France | France, Conseil d'État, 10ème - 9ème chambres réunies, 05 mars 2018, 407464


Vu la procédure suivante :

Par une requête sommaire, un mémoire complémentaire et un mémoire en réplique, enregistrés les 2 février, 28 avril et 22 décembre 2017 au secrétariat du contentieux du Conseil d'Etat, le syndicat de la presse quotidienne nationale, le syndicat de la presse hebdomadaire régionale, l'union de la presse en région et la société d'édition La Manche Libre demandent au Conseil d'Etat :

1°) d'annuler pour excès de pouvoir le décret n° 2016-2013 du 30 décembre 2016 relatif au transport postal des suppléments et hors-séries ;

2°) de

mettre à la charge de l'Etat une somme de 5 000 euros au titre de l'article L. 761-1 du...

Vu la procédure suivante :

Par une requête sommaire, un mémoire complémentaire et un mémoire en réplique, enregistrés les 2 février, 28 avril et 22 décembre 2017 au secrétariat du contentieux du Conseil d'Etat, le syndicat de la presse quotidienne nationale, le syndicat de la presse hebdomadaire régionale, l'union de la presse en région et la société d'édition La Manche Libre demandent au Conseil d'Etat :

1°) d'annuler pour excès de pouvoir le décret n° 2016-2013 du 30 décembre 2016 relatif au transport postal des suppléments et hors-séries ;

2°) de mettre à la charge de l'Etat une somme de 5 000 euros au titre de l'article L. 761-1 du code de justice administrative.

Vu les autres pièces du dossier ;

Vu :

-la Constitution, notamment son Préambule ;

- la convention européenne de sauvegarde des droits de l'homme et des libertés fondamentales ;

- le code des postes et des communications électroniques ;

- le code de justice administrative ;

Après avoir entendu en séance publique :

- le rapport de M. Vincent Villette, auditeur,

- les conclusions de Mme Aurélie Bretonneau, rapporteur public ;

La parole ayant été donnée, avant et après les conclusions, à la SCP Spinosi, Sureau, avocat du syndicat de la presse quotidienne nationale, du syndicat de la presse hebdomadaire régionale, de l'union de la presse en région et de la société d'édition La Manche Libre ;

Considérant ce qui suit :

1. Les requérants demandent l'annulation pour excès de pouvoir du décret du 30 septembre 2016 relatif au transport postal des suppléments et hors-séries. Ce décret, qui modifie certaines dispositions réglementaires du code des postes et des communications électroniques, a notamment pour objet de mettre fin à la pratique faisant bénéficier du tarif de presse spécifique prévu, à l'article D. 19-2 du code des postes et des communications électroniques, pour les journaux et publications de périodicité au maximum hebdomadaire présentant un caractère d'information politique et générale remplissant les conditions prévues à l'article D. 18 de ce code, les suppléments attachés à ces titres, sauf lorsque ces suppléments paraissent régulièrement selon une périodicité au maximum hebdomadaire et répondent, par eux-mêmes, aux critères d'information politique et générale. A défaut, ces suppléments relèvent désormais du tarif de presse, moins avantageux, prévu à l'article D. 18. L'article D. 27-1 du même code, dans sa rédaction issue du décret attaqué, prévoit également que le hors-série relève du tarif de l'article D. 18.

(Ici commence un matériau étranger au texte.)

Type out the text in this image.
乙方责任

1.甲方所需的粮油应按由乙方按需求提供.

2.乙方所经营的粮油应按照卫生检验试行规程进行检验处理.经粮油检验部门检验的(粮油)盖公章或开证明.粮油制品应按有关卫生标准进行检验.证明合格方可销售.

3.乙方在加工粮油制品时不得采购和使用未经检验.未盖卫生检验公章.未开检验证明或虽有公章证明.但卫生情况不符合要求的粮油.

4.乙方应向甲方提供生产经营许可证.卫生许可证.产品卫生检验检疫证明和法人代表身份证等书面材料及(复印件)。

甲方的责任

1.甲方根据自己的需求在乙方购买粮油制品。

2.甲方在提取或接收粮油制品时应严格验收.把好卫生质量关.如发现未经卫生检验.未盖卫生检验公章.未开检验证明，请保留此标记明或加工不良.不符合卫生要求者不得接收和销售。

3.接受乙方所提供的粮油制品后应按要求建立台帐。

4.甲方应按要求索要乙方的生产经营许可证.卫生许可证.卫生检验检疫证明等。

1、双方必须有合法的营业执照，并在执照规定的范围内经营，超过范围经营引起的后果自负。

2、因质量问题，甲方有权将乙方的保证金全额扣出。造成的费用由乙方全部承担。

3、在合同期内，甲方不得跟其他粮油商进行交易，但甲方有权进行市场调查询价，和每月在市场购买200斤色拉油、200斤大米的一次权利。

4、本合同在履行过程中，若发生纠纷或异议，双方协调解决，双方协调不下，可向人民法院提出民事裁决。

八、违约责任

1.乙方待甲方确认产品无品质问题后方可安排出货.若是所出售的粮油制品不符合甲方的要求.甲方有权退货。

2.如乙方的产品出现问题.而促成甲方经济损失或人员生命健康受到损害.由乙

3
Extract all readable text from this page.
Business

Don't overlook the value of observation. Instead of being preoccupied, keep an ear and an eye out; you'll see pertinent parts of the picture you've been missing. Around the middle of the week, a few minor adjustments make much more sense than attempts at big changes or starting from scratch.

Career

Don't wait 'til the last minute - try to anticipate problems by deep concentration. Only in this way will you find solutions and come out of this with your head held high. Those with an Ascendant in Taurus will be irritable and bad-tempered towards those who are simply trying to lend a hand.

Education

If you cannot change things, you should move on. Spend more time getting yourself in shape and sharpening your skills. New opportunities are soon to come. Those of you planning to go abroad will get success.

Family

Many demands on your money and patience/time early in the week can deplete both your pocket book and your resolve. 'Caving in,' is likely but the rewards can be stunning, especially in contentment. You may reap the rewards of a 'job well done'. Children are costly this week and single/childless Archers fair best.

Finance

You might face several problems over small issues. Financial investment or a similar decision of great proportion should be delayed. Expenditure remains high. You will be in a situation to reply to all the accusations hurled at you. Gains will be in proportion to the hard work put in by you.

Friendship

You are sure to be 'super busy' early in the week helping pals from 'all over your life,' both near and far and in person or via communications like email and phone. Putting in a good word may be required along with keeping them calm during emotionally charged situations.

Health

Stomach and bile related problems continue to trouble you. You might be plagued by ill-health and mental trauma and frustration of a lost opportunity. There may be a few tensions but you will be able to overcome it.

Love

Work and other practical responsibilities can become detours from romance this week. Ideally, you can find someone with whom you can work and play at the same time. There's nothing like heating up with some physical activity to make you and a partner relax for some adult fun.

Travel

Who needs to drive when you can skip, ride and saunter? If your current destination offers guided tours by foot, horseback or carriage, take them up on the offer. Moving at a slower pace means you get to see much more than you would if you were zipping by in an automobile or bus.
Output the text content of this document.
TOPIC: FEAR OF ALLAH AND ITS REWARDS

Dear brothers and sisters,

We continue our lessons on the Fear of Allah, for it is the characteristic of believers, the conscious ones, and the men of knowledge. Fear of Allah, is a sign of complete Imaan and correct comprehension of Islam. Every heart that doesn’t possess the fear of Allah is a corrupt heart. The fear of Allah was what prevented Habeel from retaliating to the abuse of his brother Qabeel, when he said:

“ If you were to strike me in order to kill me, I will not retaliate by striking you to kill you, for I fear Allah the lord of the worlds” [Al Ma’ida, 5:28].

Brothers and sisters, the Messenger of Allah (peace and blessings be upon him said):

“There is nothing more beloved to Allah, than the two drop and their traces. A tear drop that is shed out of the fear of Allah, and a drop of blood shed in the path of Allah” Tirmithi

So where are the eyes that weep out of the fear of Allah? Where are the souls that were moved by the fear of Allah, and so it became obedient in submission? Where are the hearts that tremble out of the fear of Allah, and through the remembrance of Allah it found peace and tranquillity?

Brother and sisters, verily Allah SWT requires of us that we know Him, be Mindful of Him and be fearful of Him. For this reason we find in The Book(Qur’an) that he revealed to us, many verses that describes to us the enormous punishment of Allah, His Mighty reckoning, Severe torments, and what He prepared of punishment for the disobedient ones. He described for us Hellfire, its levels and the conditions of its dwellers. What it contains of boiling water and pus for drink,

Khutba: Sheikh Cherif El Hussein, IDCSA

Sur la légalité externe du décret attaqué :

2. En premier lieu, si le dernier alinéa de l'article L. 2 du code des postes et des communications électroniques renvoie à un décret en Conseil d'Etat le soin de fixer " les droits et obligations de La Poste au titre de ses missions de service public des envois postaux, comprenant le régime spécifique offert à la presse (...) ", la détermination par le décret attaqué des publications susceptibles de bénéficier d'un des tarifs spéciaux de la presse n'entre pas dans le champ de cette consultation du Conseil d'Etat. Par ailleurs, il ne résulte d'aucune autre disposition ni d'aucun principe que la consultation du Conseil d'Etat soit obligatoire eu égard au contenu du décret attaqué. Par suite, le moyen tiré du défaut de consultation du Conseil d'Etat ne peut qu'être écarté.

3. En second lieu, si l'article L. 4 du code des postes et communications électroniques prévoit que " (...) Les ministres chargés des postes et de l'économie homologuent, après avis public de l'Autorité de régulation des communications électroniques et des postes, les tarifs des prestations offertes à la presse au titre du service public du transport et de la distribution de la presse, et soumises au régime spécifique prévu par le présent code (...) ", le décret attaqué, qui ne fixe pas le tarif des prestations offertes à la presse, n'a pas été pris pour l'application de ces dispositions. Par ailleurs, contrairement à ce que soutiennent les requérants, aucune autre disposition n'impose la consultation obligatoire de La Poste, de l'Autorité de régulation des communications électroniques et des postes ou de la commission supérieure du numérique et des postes préalablement à l'édiction du décret attaqué.

Sur la légalité interne du décret attaqué :

En ce qui concerne les mesures permanentes :

4. En premier lieu, les requérants soutiennent que le fait de subordonner, pour les suppléments des titres d'information politique et générale, le bénéfice du tarif de presse spécifique à la double condition qu'ils présentent un caractère d'information politique et générale et remplissent les conditions prévues à l'article D. 18 du code des postes et des communications électroniques, méconnaît la liberté et le pluralisme de la presse, garantis par l'article 11 de la Déclaration des droits de l'homme et du citoyen de 1789.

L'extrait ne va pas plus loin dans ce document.